Hast du schon mal ein C Program für einen stinknormalen AVR programmiert
? Wenn ja, so wie du dort vorgehst kannst du auf im bestfalle mit pAVR
vorgehen. Nur das du eben zuerst in VHDL etc. den pAVR Core erzeugst,
ihn in den FPGA lädtst und danach kannst du diesen programmierten Chip
als echte AVR Kopie betrachten, im Bestfalle wohlgemerkt. Denn wenn du
dir mal pAVR genauer anschaust so ist es ein ziemlich abgespeckter
Universal-AVR. Das Universal bezieht sich auf den AVR Kern, sprich dem
Rechenwerk das größtenteils kompatibel zu den heutigen AVR's ist. Der
ganze wichtige Rest, wie die viele Timer, Brownout, PWM, ADC's, Analog
Comparator, Watchdog, Interrupts, FLASH Befehle, EEPROM fehlt komplett
im pAVR. Es ist also noch ne Menge Arbeit um pAVR wirklich kompatibel
zu bekommmen. Aber gerade bei diese nötigen Ausbau-Arbeiten stößt du an
die Grenzen. Den der pAVR VHDL ist nicht leicht zu synthetisieren und
jede kleine Erweiterung vesaut das komplette Timing.

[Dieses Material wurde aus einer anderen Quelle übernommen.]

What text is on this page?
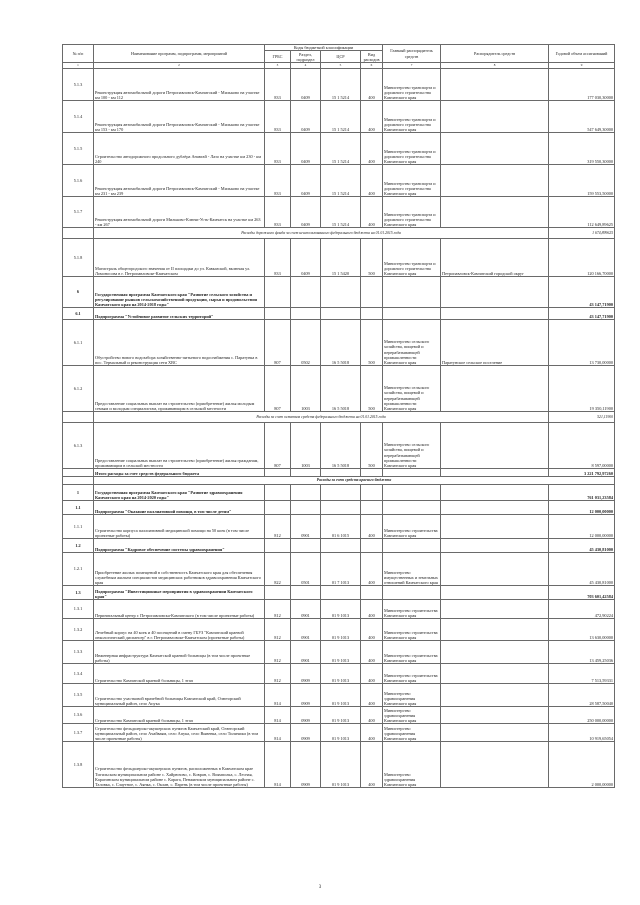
№ п/п	Наименование программ, подпрограмм, мероприятий	Коды бюджетной классификации				Главный распорядитель средств	Распорядитель средств	Годовой объем ассигнований
		ГРБС	Раздел, подраздел	ЦСР	Вид расходов			
1	2	3	4	5	6	7	8	9
5.1.3	Реконструкция автомобильной дороги Петропавловск-Камчатский - Мильково на участке км 100 - км 112	833	0409	15 1 5214	400	Министерство транспорта и дорожного строительства Камчатского края		177 030,30000
5.1.4	Реконструкция автомобильной дороги Петропавловск-Камчатский - Мильково на участке км 153 - км 170	833	0409	15 1 5214	400	Министерство транспорта и дорожного строительства Камчатского края		547 649,30000
5.1.5	Строительство автодорожного продольного дублёра Анавгай - Лазо на участке км 230 - км 240	833	0409	15 1 5214	400	Министерство транспорта и дорожного строительства Камчатского края		319 550,30000
5.1.6	Реконструкция автомобильной дороги Петропавловск-Камчатский - Мильково на участке км 231 - км 239	833	0409	15 1 5214	400	Министерство транспорта и дорожного строительства Камчатского края		159 553,50000
5.1.7	Реконструкция автомобильной дороги Мильково-Ключи-Усть-Камчатск на участке км 263 - км 267	833	0409	15 1 5214	400	Министерство транспорта и дорожного строительства Камчатского края		112 649,89625
	Расходы дорожного фонда за счет неиспользованного федерального бюджета на 01.01.2015 года							1 674,899625
5.1.8	Магистраль общегородского значения от II площадки до ул. Кавказской, включая ул. Ломоносова в г. Петропавловске-Камчатском	833	0409	15 1 5420	500	Министерство транспорта и дорожного строительства Камчатского края	Петропавловск-Камчатский городской округ	120 166,70000
6	Государственная программа Камчатского края "Развитие сельского хозяйства и регулирование рынков сельскохозяйственной продукции, сырья и продовольствия Камчатского края на 2014-2018 годы"							43 147,71900
6.1	Подпрограмма "Устойчивое развитие сельских территорий"							43 147,71900
6.1.1	Обустройство нового водозабора хозяйственно-питьевого водоснабжения с. Паратунка в пос. Термальный и реконструкция сети ХВС	807	0502	16 5 5018	500	Министерство сельского хозяйства, пищевой и перерабатывающей промышленности Камчатского края	Паратунское сельское поселение	13 730,00000
6.1.2	Предоставление социальных выплат на строительство (приобретение) жилья молодым семьям и молодым специалистам, проживающим в сельской местности	807	1003	16 5 5018	500	Министерство сельского хозяйства, пищевой и перерабатывающей промышленности Камчатского края		19 350,11900
	Расходы за счет остатков средств федерального бюджета на 01.01.2015 года							521,11900
6.1.3	Предоставление социальных выплат на строительство (приобретение) жилья гражданам, проживающим в сельской местности	807	1003	16 5 5018	500	Министерство сельского хозяйства, пищевой и перерабатывающей промышленности Камчатского края		8 597,00000
	Итого расходы за счет средств федерального бюджета							3 221 792,97260
	Расходы за счет средств краевого бюджета							
1	Государственная программа Камчатского края "Развитие здравоохранения Камчатского края на 2014-2020 годы"							761 031,23584
1.1	Подпрограмма "Оказание паллиативной помощи, в том числе детям"							12 000,00000
1.1.1	Строительство корпуса паллиативной медицинской помощи на 50 коек (в том числе проектные работы)	812	0901	01 6 1015	400	Министерство строительства Камчатского края		12 000,00000
1.2	Подпрограмма "Кадровое обеспечение системы здравоохранения"							45 430,81000
1.2.1	Приобретение жилых помещений в собственность Камчатского края для обеспечения служебным жильем специалистов медицинских работников здравоохранения Камчатского края	822	0501	01 7 1013	400	Министерство имущественных и земельных отношений Камчатского края		45 430,81000
1.3	Подпрограмма "Инвестиционные мероприятия в здравоохранении Камчатского края"							703 601,42584
1.3.1	Перинатальный центр г. Петропавловска-Камчатского (в том числе проектные работы)	812	0901	01 9 1013	400	Министерство строительства Камчатского края		472,90224
1.3.2	Лечебный корпус на 40 коек и 40 посещений в смену ГБУЗ "Камчатский краевой онкологический диспансер" в г. Петропавловске-Камчатском (проектные работы)	812	0901	01 9 1013	400	Министерство строительства Камчатского края		13 630,00000
1.3.3	Инженерная инфраструктура Камчатской краевой больницы (в том числе проектные работы)	812	0901	01 9 1013	400	Министерство строительства Камчатского края		13 459,25036
1.3.4	Строительство Камчатской краевой больницы, 1 этап	812	0909	01 9 1013	400	Министерство строительства Камчатского края		7 513,59331
1.3.5	Строительство участковой врачебной больницы Камчатский край, Олюторский муниципальный район, село Апука	814	0909	01 9 1013	400	Министерство здравоохранения Камчатского края		28 587,50040
1.3.6	Строительство Камчатской краевой больницы, 1 этап	814	0909	01 9 1013	400	Министерство здравоохранения Камчатского края		250 000,00000
1.3.7	Строительство фельдшерско-акушерских пунктов Камчатский край, Олюторский муниципальный район, село Ачайваям, село Апука, село Вывенка, село Тиличики (в том числе проектные работы)	814	0909	01 9 1013	400	Министерство здравоохранения Камчатского края		10 919,65054
1.3.8	Строительство фельдшерско-акушерских пунктов, расположенных в Камчатском крае Тигильском муниципальном районе с. Хайрюзово, с. Ковран, с. Воямполка, с. Лесная, Карагинском муниципальном районе с. Карага, Пенжинском муниципальном районе с. Таловка, с. Слаутное, с. Аянка, с. Оклан, с. Парень (в том числе проектные работы)	814	0909	01 9 1013	400	Министерство здравоохранения Камчатского края		2 000,00000
3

Damit wird der Vorteil ersichtlich: benutzt du einen echten AVR dann
ist der fertig, getestet und funktionsfähig. Du musst nur noch deine
Software schreiben. Benutzt du einen FPGA mit AVR IP Core so musst du
erstmal das hinbekommmen. Das kann schonmal mehrere Monate Zeit
rauben.
Die ganzen IP Codes verschiedener MCU's sind zwar schön und gut.
Schaut man sie sich näher an dann sind es meistens abgespeckte
Versionen mit mehr akademischen Anspruch, vonwegens -> es ist machbar.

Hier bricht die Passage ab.